When they began to calm down, the three of them tottered to the doorway and opened it to get the cold, fresh night air into their lungs.

“Let’s get the frag out of here,” Streak croaked. “I don’t want to know what happened, man. I just don’t want to know. Don’t tell me. I don’t ever want to know.”

He was barely coherent, but at least he could speak, which was more than the others could. And, somehow, they had to get two unconscious bodies into a car and drive away.

The third body they no longer had to worry about.

17

It was a distinctly jaded huddle of people who managed to bluff and shuffle their way through the apparently equally tired and more than disinterested security at the Toulouse airport. They’d already soaked Michael’s jacket with a generous dose of brandy and proclaimed him dead drunk to account for his unconsciousness. Serrin, in contrast, had made a fairly swift recovery during the drive, surprising them all, though he was still not entirely himself. He seemed vacant, not attending to his surroundings, but he was able to talk coherently and seemed to be suffering no more than physical fatigue. Coffee from a flask, and a nip of the brandy left over from anointing Michael, had had a powerful restorative effect on him.

Streak talked them through without incident, and they were just fastening their safety belts in the Yellowjacket when a pair of airport security guards came racing up to their chopper.

“Oh, drek,” Geraint said.
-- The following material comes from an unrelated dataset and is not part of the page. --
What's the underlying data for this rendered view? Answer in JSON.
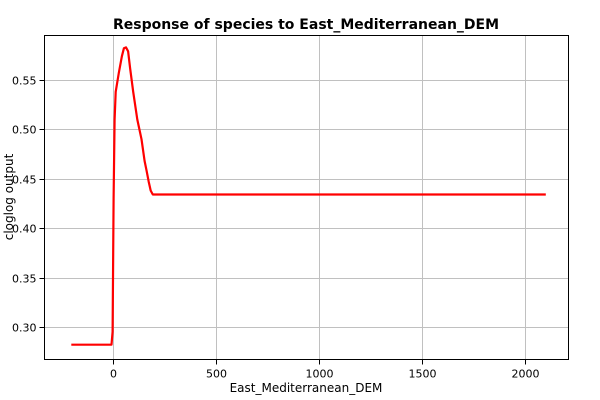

Streak frowned, but had no choice but to push open the chopper door again.

“You forgot to sign this,” one of the men announced. proffering a form that looked as if it had outgrown “triplicate” and was now heading for double digits.

“Yes, and this,” the other one grinned.

“Yeah, yeah, it’s chill. Sorry, we were in a hurry. Guess I forgot,” Streak said, managing to sound bored as he signed the top copy with a pen borrowed from one of the men. That pen, when it found its way back to the officer, was wrapped in a high-denomination French banknote.
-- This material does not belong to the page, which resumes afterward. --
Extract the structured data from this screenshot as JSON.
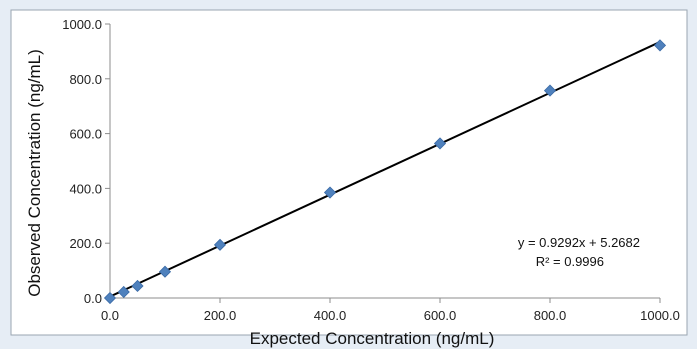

The man smiled broadly. “That will do nicely, monsieur,” he said, and the pair retreated slowly back to their concrete watch-house.

“I was so busy trying to be casual I forgot the bleeding bribe,” Streak explained once he’d closed the door of the aircraft. “Sorry.”

“Thank God that was all,” Geraint said. He was overtired and jumpy. Of them all, he alone had seen the malefic spirit that had killed Gianfranco, and the sight had seared his nerves.

“London?” Streak asked again. Apparently no one had heard him the first time.

“Guess so. I’m too tired to think of anywhere clever,” Geraint said feebly.

Streak turned briefly to his fellow elf, but Serrin had his nose buried in paper. With Michael still unconscious, the mage had apparently decided to take over the task of plowing through the morass of data he’d unearthed in his investigations. His brow furrowed, he ticked off something on one page. then resumed chewing the end of his pen absentmindedly as he scanned the next. Beside him. Kristen gazed absently out the window, apparently mesmerized by her light-spotted reflection.